Across the country, legislatures have enacted laws adapted to these Bounded Cities, essentially calcifying their demographics. And in the aftermath of each convulsive push on behalf of the trapped to escape into the suburbs or the sparsely populated land outside their bubble, in the aftermath of every burghal paroxysm, entreaties are made to respect the law. Which, for many, is simply to submit to the edict that they are forbidden from space travel. They are forbidden the right to breathe clean air or to look at the stars from any other vantage point than the gutter.
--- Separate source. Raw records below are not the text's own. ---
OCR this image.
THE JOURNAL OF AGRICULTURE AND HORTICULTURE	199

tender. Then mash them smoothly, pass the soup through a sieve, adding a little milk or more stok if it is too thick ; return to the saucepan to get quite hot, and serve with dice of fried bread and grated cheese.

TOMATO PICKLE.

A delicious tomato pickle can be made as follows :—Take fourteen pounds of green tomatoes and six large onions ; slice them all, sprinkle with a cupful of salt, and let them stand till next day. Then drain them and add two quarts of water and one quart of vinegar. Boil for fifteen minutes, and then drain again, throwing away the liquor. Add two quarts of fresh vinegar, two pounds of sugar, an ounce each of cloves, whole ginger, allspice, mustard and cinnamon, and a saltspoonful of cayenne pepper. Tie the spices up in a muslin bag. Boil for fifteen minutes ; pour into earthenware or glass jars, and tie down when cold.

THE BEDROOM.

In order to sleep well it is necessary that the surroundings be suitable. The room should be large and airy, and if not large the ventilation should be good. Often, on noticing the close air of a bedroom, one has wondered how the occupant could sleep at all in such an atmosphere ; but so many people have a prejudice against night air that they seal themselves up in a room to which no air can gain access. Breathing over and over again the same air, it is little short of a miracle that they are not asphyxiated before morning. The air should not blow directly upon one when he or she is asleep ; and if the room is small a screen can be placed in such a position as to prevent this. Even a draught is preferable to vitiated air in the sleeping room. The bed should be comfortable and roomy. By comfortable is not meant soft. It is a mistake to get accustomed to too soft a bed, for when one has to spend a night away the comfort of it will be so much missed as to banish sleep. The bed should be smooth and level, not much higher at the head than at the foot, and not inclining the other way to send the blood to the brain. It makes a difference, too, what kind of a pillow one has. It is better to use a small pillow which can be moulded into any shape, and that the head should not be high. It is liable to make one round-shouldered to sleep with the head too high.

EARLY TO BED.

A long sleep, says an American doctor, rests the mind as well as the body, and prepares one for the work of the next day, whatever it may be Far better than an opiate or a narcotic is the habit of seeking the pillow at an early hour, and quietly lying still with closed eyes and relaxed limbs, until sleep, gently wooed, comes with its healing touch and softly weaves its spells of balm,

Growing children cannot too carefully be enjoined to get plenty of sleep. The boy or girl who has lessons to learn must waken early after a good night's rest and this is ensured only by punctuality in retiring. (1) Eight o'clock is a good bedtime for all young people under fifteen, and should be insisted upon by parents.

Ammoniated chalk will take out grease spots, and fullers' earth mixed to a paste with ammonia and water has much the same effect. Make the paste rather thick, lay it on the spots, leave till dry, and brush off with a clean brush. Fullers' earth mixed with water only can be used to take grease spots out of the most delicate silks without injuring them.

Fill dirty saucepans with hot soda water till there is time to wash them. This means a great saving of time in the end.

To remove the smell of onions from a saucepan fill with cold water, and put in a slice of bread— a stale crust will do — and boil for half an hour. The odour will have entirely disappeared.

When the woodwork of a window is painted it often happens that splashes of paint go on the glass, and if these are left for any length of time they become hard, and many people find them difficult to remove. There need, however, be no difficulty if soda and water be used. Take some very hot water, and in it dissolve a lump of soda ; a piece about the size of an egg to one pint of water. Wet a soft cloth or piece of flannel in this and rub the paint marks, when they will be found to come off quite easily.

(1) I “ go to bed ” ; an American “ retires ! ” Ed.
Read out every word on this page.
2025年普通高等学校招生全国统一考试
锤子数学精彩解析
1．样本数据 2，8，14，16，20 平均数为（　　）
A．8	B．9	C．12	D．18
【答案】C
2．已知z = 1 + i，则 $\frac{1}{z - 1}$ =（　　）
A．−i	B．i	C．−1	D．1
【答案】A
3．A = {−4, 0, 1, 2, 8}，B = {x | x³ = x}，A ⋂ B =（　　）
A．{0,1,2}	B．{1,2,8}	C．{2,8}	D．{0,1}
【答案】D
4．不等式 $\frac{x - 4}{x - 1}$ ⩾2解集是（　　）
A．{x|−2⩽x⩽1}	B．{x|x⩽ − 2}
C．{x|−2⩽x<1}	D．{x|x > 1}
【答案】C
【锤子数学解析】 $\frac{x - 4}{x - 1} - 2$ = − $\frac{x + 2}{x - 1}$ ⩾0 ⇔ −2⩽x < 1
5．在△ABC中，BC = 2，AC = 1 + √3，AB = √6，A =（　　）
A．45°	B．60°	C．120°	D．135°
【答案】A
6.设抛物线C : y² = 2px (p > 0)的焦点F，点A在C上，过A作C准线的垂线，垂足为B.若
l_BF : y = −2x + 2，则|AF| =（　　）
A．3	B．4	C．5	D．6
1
Jamal Rice-Dominguez, 12, was left to asphyxiate when police officers, upon finding the boy outside the bounds of the Citysphere, encased his head in a breathing mask and reversed its settings. Immediately, it was said that the police had killed the boy because he had wandered into illegal space. Because he’d been trying to escape.

Jamal Rice-Dominguez was pronounced dead in a hospital bed in St. Mary Medical Center on April 16, 20—.

The next day, a man selling mobile water filtration systems witnessed an entire neighborhood flee the police chasing them for trying to escape the bounds of their city. That day, he lost his eye and was given his limp in the same hospital where Jamal Rice-Dominguez died.

This story can be and is being written in Philadelphia. It is being written in Detroit. It is being written in Chicago. It is being written in Los Angeles and Boston and Cleveland. It is being written in Washington, D.C. The byline changes, but the title is always the same: The Meek Shall Inherit the Earth.